Another strategy (again, still figuring out what makes the most sense…) is to e.g. 2 workflows with multiple actions. For example, in this “attacklab” (buffer-overflow and ROP) assignment, there are different tasks the student is to do (various forms of code-injection, etc).

There are two “workflows”. The first named “grade-first” is the “checkpoint” that is due by a specific date. The second is is “grade-rest” which needs to be finished by the due-date. In this case, I used two workflows (grade-first, grade-rest) and each had multiple jobs (e.g. run-ctarget-l3, run-rtarget-l2, run-rtarget-l3). The jobs can be run in parallel by default ( Workflow syntax for GitHub Actions - GitHub Docs )

For simplicity, the grading script looks through the list of workflows and keys on the label – i.e. a deadline is expressed for each workflow name:

I only used artifacts to record a grade for one such lab (shown above) since the others all use an oral-grading interview.

The things I need to figure out is the difference between actions and the “check_run” interface, how to get the correct artifact for a specific commit (I just use them in time-order) and options such as “best” vs. “most recent” grade, etc.

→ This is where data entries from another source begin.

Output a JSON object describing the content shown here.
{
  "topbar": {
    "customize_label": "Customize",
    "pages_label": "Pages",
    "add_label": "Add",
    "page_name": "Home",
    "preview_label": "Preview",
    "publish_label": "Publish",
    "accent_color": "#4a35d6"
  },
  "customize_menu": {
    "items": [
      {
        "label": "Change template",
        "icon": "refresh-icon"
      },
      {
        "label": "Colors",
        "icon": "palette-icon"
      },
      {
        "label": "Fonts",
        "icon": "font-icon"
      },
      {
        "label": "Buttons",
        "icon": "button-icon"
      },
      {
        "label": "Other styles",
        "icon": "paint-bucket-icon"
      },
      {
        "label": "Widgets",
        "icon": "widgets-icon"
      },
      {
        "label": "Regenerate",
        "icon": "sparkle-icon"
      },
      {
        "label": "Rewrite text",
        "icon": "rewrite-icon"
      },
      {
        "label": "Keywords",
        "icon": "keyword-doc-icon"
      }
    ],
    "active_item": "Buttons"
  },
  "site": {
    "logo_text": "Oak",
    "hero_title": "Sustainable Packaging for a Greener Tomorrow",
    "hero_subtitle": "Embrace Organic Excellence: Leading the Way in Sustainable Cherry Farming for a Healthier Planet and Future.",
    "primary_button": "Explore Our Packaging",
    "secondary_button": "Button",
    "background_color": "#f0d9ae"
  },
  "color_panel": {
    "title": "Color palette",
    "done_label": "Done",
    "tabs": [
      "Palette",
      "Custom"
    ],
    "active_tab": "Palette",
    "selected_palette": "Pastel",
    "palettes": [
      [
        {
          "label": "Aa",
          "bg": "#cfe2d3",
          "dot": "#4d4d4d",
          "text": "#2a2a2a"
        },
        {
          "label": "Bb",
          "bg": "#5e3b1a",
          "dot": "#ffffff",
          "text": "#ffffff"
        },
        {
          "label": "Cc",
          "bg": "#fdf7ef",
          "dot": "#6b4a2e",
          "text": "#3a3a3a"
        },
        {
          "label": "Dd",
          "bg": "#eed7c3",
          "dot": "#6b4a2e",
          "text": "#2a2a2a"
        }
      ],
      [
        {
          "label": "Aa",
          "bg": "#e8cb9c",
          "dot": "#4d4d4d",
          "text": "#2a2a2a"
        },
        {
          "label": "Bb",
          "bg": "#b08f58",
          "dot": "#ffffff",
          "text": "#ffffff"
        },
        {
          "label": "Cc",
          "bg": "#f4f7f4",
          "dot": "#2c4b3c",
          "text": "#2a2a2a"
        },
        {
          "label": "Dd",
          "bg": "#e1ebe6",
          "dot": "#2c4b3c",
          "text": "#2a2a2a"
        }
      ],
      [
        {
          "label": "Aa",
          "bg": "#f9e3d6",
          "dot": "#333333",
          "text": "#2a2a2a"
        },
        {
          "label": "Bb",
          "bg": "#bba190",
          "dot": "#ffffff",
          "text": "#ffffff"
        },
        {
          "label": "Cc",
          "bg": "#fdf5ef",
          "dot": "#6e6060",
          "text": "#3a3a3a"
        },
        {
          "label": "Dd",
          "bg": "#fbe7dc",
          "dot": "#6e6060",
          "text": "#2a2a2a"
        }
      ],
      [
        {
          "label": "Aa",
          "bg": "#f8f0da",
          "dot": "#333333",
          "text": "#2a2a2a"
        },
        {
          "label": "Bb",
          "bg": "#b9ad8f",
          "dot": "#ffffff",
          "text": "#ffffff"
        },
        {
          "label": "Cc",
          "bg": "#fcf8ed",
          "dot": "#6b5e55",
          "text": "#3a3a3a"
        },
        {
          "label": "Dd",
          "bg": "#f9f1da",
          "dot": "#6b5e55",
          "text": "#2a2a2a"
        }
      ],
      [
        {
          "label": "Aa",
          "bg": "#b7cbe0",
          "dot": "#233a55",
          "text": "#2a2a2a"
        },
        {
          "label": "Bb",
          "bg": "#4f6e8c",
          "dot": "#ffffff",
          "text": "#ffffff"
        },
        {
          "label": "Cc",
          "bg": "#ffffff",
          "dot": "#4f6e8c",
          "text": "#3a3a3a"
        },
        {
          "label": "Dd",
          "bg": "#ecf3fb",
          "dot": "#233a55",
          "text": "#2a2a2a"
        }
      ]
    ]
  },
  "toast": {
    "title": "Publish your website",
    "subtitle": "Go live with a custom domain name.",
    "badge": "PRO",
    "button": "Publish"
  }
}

For another class, we’re going to combine Github Classroom with the INGInious autograder ( INGInious’ documentation — INGInious 0.6 documentation ). Students will still develop assignments using Github, but the final grading (as opposed to incremental checks) will be done using INGInious. There are some benefits including direct score reporting to the LMS and it’s also slightly more secure since the grading script does not need to be contained in the student repository - this allows us to replace portions of the students assignment with standard elements (pulled from a repo). While I can do that using Github Actions, it means that we either need to pull from a public repo or we expose a PST using a secret – while it looks like Github takes steps to mask or hide the PST it’s not really designed for an adversarial attack.

Cool, that looks really awesome! I am totally swamped with the ongoing semester right now, but I will definitely look into your approach (and maybe setting up a local INGInious instance, that also looks very useful) to update my materials for the next semester.